True Null False Null Total
Don’t Reject
Reject
Total
Answer
True Null False Null Total
Don’t Reject 630 20 650
Reject 70 80 150
Total 700 100 800
  1. Consider a study in which researchers were interested in whether students think better when they were standing versus when they were seated, and were also interested in whether drinking/eating may effect academic performance. To test this researchers asked 7th grade students across several different middle schools around the country a series of questions and recorded whether or not they answered all questions correctly. Students were assigned at random to be either seated or standing when given the questions, and they were also randomized to be either drinking or eating during the process. Their data are presented below:
Drinking
Eating
Group Perfect.Responses Total.Responses Perfect_Responses Total_Responses
Sitting 71 134 88 104
Standing 94 142 57 90
  1. Is this a controlled experiment or observational study?
    Answer Controlled Experiment
  1. Which group had a higher success rate (standing or sitting)?
    Answer
    • Sitting Success Rate: \(\frac{71+88}{134+104} = 0.668\)
    • Standing Success Rate: \(\frac{94+57}{142+90} = 0.651\)
    • Sitting success rate is higher.
  2. Which type of consumption (eating or drinking) had a higher success rate?
    Answer
    • Eating Success Rate: \(\frac{88+57}{104+90} = 0.747\)

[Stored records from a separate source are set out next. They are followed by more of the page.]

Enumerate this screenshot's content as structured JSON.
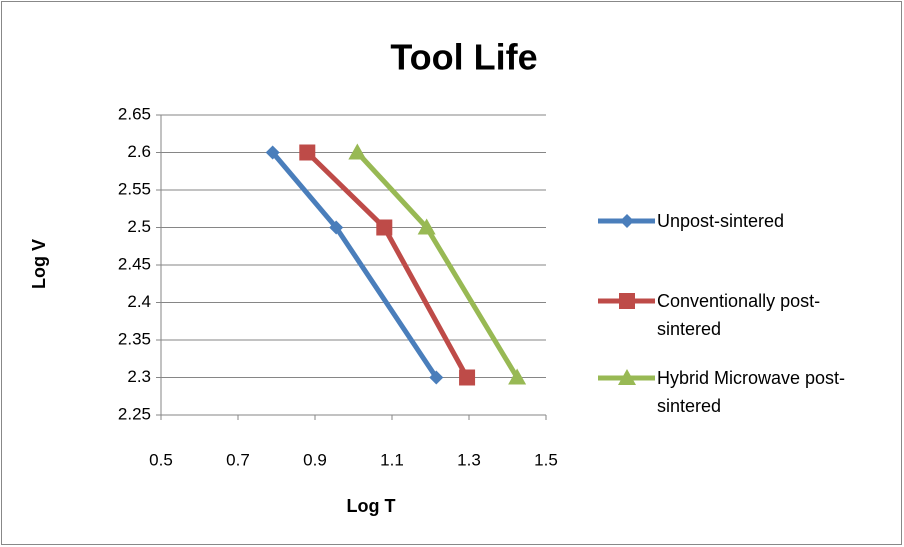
{
  "chart_data": {
    "type": "scatter-line",
    "title": "Tool Life",
    "x_label": "Log T",
    "y_label": "Log V",
    "xlim": [
      0.5,
      1.5
    ],
    "xticks": [
      0.5,
      0.7,
      0.9,
      1.1,
      1.3,
      1.5
    ],
    "ylim": [
      2.25,
      2.65
    ],
    "yticks": [
      2.25,
      2.3,
      2.35,
      2.4,
      2.45,
      2.5,
      2.55,
      2.6,
      2.65
    ],
    "grid": true,
    "legend": "right",
    "series": [
      {
        "name": "Unpost-sintered",
        "color": "#4a7ebb",
        "marker": "diamond",
        "x": [
          0.79,
          0.955,
          1.215
        ],
        "values": [
          2.6,
          2.5,
          2.3
        ]
      },
      {
        "name": "Conventionally post-sintered",
        "color": "#be4b48",
        "marker": "square",
        "x": [
          0.88,
          1.08,
          1.295
        ],
        "values": [
          2.6,
          2.5,
          2.3
        ]
      },
      {
        "name": "Hybrid Microwave post-sintered",
        "color": "#98b954",
        "marker": "triangle",
        "x": [
          1.01,
          1.19,
          1.425
        ],
        "values": [
          2.6,
          2.5,
          2.3
        ]
      }
    ]
  }
}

    • Drinking Success Rate: \(\frac{71+94}{134+142} = 0.597\)
    • Eating success rate is higher.
  1. A nutritionist wants to test the hypothesis that drinking wine can reduce the risk of heart disease. They collect data on how many glasses of wine individuals drink per week and measure their LDL cholesterol levels. After performing a statistical analysis, they found that those who drank more wine had significantly lower cholesterol, meaning they had a lower risk of heart disease. Is confounding possible in this experiment? If so, give an example of a confounder and if it would lead to an underestimate or overestimate of the effect of wine on lowering cholesterol?
Answer
  • Yes, confounding is possible as this is an observational study where random assignment cannot be used. Socioeconomic status for example, could be a confounder as wealthier people tend to drink more wine and be healthier. Thus, confounding could lead us to overestimate the effect of wine on improving cholesterol.